Key Laboratory of Drug Quality Control and Pharmacovigilance, Department of Analytical Chemistry, China Pharmaceutical University, Nanjing, 210009, China.
Spectrochim Acta A Mol Biomol Spectrosc. 2012 Apr;89:18-24. doi: 10.1016/j.saa.2011.12.006. Epub 2011 Dec 13.
Most herbal medicines could be processed to fulfill the different requirements of therapy. The purpose of this study was to discriminate between raw and processed Dipsacus asperoides, a common traditional Chinese medicine, based on their near infrared (NIR) spectra. Least squares-support vector machine (LS-SVM) and random forests (RF) were employed for full-spectrum classification. Three types of kernels, including linear kernel, polynomial kernel and radial basis function kernel (RBF), were checked for optimization of LS-SVM model. For comparison, a linear discriminant analysis (LDA) model was performed for classification, and the successive projections algorithm (SPA) was executed prior to building an LDA model to choose an appropriate subset of wavelengths. The three methods were applied to a dataset containing 40 raw herbs and 40 corresponding processed herbs. We ran 50 runs of 10-fold cross validation to evaluate the model's efficiency. The performance of the LS-SVM with RBF kernel (RBF LS-SVM) was better than the other two kernels. The RF, RBF LS-SVM and SPA-LDA successfully classified all test samples. The mean error rates for the 50 runs of 10-fold cross validation were 1.35% for RBF LS-SVM, 2.87% for RF, and 2.50% for SPA-LDA. The best classification results were obtained by using LS-SVM with RBF kernel, while RF was fast in the training and making predictions.
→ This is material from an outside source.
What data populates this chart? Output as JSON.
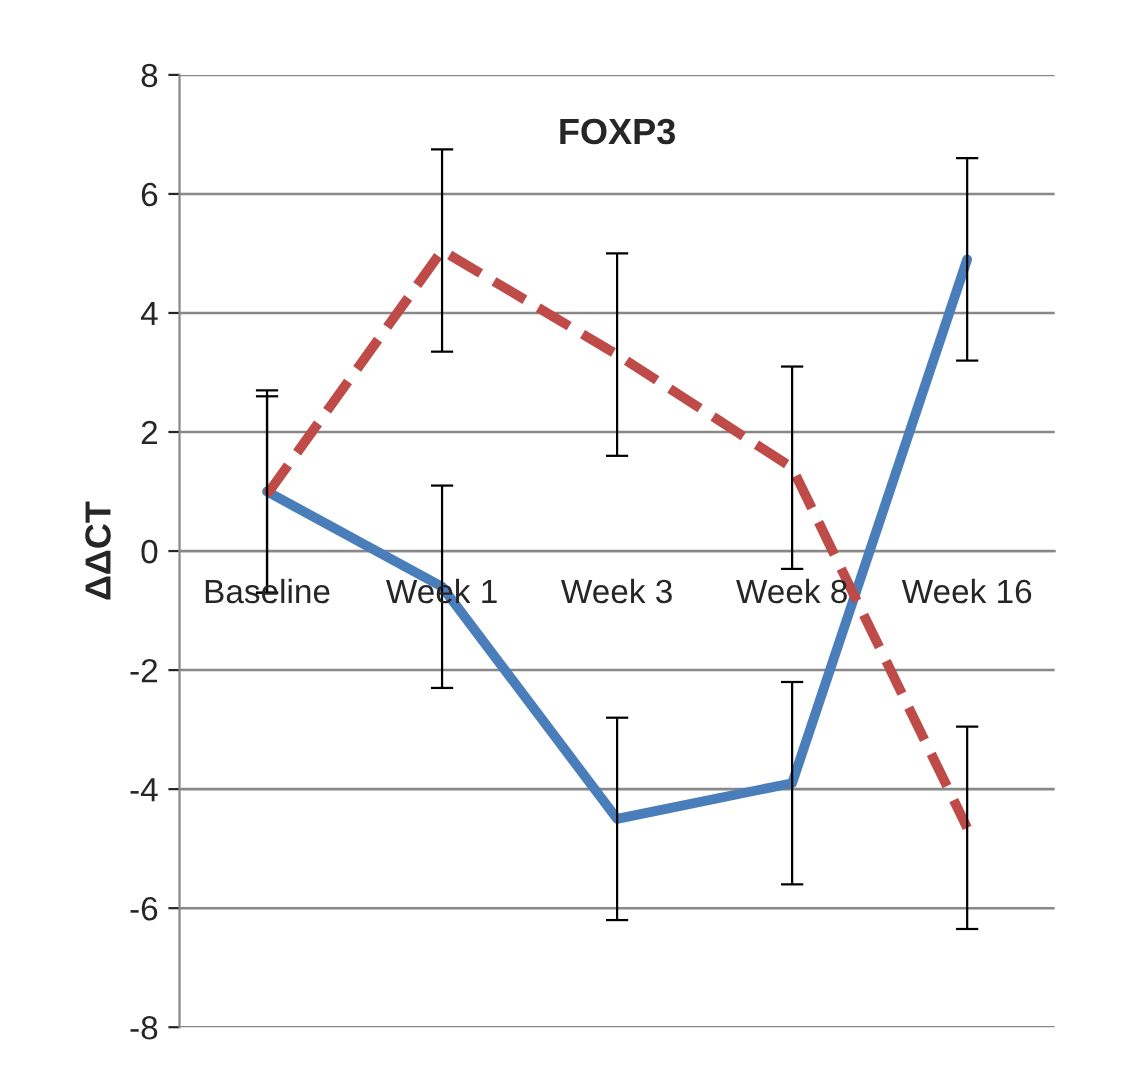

大多数草药可以进行加工,以满足不同的治疗需求。本研究的目的是基于其近红外(NIR)光谱区分生地黄和熟地黄,这是一种常见的中药。最小二乘支持向量机(LS-SVM)和随机森林(RF)被用于全谱分类。检查了三种核函数,包括线性核、多项式核和径向基函数核(RBF),以优化 LS-SVM 模型。为了比较,还进行了线性判别分析(LDA)模型的分类,并在构建 LDA 模型之前执行了连续投影算法(SPA),以选择合适的波长子集。将这三种方法应用于包含 40 种生药和 40 种相应加工药的数据集。我们进行了 50 次 10 折交叉验证,以评估模型的效率。RBF 核(RBF LS-SVM)的 LS-SVM 性能优于其他两种核。RF、RBF LS-SVM 和 SPA-LDA 成功地对所有测试样本进行了分类。50 次 10 折交叉验证的平均错误率分别为 RBF LS-SVM 为 1.35%,RF 为 2.87%,SPA-LDA 为 2.50%。使用 RBF 核的 LS-SVM 获得了最佳的分类结果,而 RF 在训练和预测方面速度较快。